Nous sommes élèves infirmiers de secteur psychiatrique.

Villejuif Henri Colin. Cela nous fait frémir d'effroi. La section 3 du service Henri Colin à l'hôpital de Villejuif, mais c'est pour nous le vieil asile du siècle dernier, à peine né de la loi du 30 juin 1838.

Réputation justifiée ? Je ne sais pas trop.

Une question se pose à la fin du XIX° siècle et au début du XX°. Que faire des fous dangereux, des fous criminels ? Relèvent-ils de la simple justice ou de la médecine sinon psychiatrique pour le moins asilaire ?

C'est ainsi qu'on inventa l'unité pour malades mentaux dangereux, le 3 mai 1910, sous la houlette du docteur Henri Colin. Isolée du monde, hyper sécurisée, d'une discipline de fer, c'est la première unité de France pour malades dit difficiles. Elle tient plus de la prison que du lieu de soins. On y trouve de tout. Tous ceux qui n'ont pas ou plus leur place dans la société. Vagabonds, malades mentaux, épileptiques, voleurs, criminels, assassins, escrocs, délinquants grands ou petits, « pervers instinctifs et/ou constitutionnels, déments précoces, débiles et autres anormaux, amoraux », la nosographie psychiatrique est celle de son temps, simulateurs qui veulent échapper au bagne, à la prison, à la relégation et j'en passe. Tous ceux qui n'ont pas pu/voulu trouver une place dans la société ou que la société a rejetés. Et il ne fallait pas faire beaucoup pour s'y retrouver bouclé (voler un vélo suffit).

Mélange du médical et du pénal.
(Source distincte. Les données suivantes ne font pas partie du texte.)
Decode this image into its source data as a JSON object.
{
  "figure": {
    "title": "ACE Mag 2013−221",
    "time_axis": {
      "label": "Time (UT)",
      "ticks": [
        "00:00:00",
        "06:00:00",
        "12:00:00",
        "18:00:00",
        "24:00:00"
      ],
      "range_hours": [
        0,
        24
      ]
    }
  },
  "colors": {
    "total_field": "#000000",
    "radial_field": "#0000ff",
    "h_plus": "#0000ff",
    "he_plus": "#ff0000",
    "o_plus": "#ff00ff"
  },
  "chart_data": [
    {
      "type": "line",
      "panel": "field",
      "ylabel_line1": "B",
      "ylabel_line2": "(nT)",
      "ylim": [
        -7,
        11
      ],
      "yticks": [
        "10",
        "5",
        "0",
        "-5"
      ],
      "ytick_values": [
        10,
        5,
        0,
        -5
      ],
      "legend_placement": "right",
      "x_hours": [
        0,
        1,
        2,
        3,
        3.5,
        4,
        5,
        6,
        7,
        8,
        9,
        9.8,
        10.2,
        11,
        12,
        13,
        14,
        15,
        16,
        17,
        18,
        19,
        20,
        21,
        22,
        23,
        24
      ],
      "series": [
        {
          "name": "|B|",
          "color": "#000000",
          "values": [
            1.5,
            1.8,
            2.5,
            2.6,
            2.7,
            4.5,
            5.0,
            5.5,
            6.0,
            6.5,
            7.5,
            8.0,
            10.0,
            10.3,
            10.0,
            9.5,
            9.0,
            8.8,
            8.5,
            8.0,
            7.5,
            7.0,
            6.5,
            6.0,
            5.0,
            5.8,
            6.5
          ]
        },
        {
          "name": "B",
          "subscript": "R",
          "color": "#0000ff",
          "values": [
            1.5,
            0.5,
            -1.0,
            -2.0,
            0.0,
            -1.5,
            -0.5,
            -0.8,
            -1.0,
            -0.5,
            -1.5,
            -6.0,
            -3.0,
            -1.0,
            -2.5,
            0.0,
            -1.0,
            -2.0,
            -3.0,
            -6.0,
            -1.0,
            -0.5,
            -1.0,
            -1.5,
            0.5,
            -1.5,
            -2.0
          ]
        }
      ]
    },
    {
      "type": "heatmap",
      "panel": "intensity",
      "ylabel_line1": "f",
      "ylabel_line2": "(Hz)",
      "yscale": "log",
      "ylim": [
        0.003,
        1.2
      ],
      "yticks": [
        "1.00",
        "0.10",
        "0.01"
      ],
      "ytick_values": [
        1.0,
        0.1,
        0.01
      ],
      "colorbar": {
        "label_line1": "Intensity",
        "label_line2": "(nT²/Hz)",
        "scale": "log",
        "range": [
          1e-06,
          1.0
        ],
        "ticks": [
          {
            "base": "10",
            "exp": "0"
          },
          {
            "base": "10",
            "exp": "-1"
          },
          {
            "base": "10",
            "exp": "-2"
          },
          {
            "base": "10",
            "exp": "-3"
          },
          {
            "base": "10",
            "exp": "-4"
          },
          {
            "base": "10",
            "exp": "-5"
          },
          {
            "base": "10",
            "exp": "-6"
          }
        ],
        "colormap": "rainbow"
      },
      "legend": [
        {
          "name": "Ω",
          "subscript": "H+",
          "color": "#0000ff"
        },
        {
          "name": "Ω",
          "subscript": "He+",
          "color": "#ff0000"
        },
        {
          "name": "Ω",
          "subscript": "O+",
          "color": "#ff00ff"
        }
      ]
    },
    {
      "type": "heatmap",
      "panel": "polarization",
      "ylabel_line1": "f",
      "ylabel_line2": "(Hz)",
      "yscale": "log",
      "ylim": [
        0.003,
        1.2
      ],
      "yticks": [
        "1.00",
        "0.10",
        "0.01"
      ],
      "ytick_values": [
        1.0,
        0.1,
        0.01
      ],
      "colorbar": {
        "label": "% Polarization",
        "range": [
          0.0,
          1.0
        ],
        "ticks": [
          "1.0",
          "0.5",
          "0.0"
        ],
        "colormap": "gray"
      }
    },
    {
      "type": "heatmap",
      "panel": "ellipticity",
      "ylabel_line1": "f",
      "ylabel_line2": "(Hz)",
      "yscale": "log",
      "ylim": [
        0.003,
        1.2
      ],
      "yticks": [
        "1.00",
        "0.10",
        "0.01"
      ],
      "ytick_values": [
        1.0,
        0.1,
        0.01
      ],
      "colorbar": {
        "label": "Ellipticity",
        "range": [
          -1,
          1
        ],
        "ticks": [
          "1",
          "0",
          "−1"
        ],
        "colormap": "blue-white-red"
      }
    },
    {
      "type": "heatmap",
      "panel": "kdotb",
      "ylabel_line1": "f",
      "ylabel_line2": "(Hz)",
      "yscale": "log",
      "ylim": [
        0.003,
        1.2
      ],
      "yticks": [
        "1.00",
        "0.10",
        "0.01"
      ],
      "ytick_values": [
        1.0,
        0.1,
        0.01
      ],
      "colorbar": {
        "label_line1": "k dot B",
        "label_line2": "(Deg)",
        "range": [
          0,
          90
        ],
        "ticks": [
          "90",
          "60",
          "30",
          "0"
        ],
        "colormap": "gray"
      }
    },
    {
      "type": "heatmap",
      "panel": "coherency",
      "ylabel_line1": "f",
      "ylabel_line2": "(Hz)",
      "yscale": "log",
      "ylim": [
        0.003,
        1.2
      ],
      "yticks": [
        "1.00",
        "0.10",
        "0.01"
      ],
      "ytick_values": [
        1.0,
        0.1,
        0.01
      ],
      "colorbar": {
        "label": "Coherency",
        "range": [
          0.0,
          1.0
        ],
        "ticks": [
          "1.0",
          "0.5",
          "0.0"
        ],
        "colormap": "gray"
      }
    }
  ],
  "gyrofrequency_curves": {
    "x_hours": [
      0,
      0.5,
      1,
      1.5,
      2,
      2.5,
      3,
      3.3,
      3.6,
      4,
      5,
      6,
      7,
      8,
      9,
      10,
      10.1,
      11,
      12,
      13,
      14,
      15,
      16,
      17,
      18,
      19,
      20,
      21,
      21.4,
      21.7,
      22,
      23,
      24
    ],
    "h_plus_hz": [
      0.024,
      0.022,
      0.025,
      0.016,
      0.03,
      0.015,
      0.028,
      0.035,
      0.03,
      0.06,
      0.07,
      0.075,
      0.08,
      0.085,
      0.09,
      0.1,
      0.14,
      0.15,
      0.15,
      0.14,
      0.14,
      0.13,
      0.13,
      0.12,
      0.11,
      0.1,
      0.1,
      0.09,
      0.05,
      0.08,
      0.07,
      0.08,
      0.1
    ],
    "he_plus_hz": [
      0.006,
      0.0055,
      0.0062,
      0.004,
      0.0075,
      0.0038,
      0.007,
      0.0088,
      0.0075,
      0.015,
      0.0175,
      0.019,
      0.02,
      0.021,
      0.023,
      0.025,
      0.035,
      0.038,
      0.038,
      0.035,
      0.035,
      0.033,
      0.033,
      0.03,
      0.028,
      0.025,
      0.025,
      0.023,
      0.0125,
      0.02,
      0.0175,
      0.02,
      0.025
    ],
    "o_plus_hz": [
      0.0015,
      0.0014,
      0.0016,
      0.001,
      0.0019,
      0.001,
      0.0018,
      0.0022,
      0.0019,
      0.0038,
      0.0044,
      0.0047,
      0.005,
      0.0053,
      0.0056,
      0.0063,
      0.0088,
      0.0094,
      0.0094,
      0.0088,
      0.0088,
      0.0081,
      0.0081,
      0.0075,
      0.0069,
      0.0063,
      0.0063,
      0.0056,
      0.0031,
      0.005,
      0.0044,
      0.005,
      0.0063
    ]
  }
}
Qui se demandent, mais il n'y aura pas de réponse, peut-on soigner et guérir les fous, punir et amender les voyous. Entre folie et délinquance à cette époque est bien floue. Querelle entre les psychiatriques qui pensent que oui et ceux qui n'y croient pas. Entre le médecin et le juge. Interminables débats qui ne seront jamais conclus entre le mandat sécuritaire et la mission hospitalière. Qui ont eu le mérite de poser un certain nombre de questions essentielles quant à la prise en charge de la maladie mentale. Au cours d'affrontements parfois rudes entre deux conceptions de l'être humain.

Un gros pavé, 440 pages. Une excellente photographie de la psychiatrie de ce siècle. Qui, comme la psychiatrie du XXI° siècle, est le reflet de son époque. Extrêmement bien documenté (l'auteur cite ses sources, des courriers médicaux, des lettres d'internés, des débats scientifiques ou parlementaires). Qui nous interpelle car on se pose toujours les mêmes questions dont on cherche toujours les réponses.

Indispensable à qui s'intéresse à l'histoire de la psychiatrie et de la folie. Et à leur avenir.

Qui quant à moi, a attiré mon attention sur les faits suivants. Jusque dans la première moitié du XX° siècle on enfermait les délinquants à l'asile. Aujourd'hui on met les malades mentaux en prison (40% de la population carcérale est psychotique donc ne relève pas du pénal mais du médical). Je ne suis pas certain du tout que l'histoire avance dans le bon sens.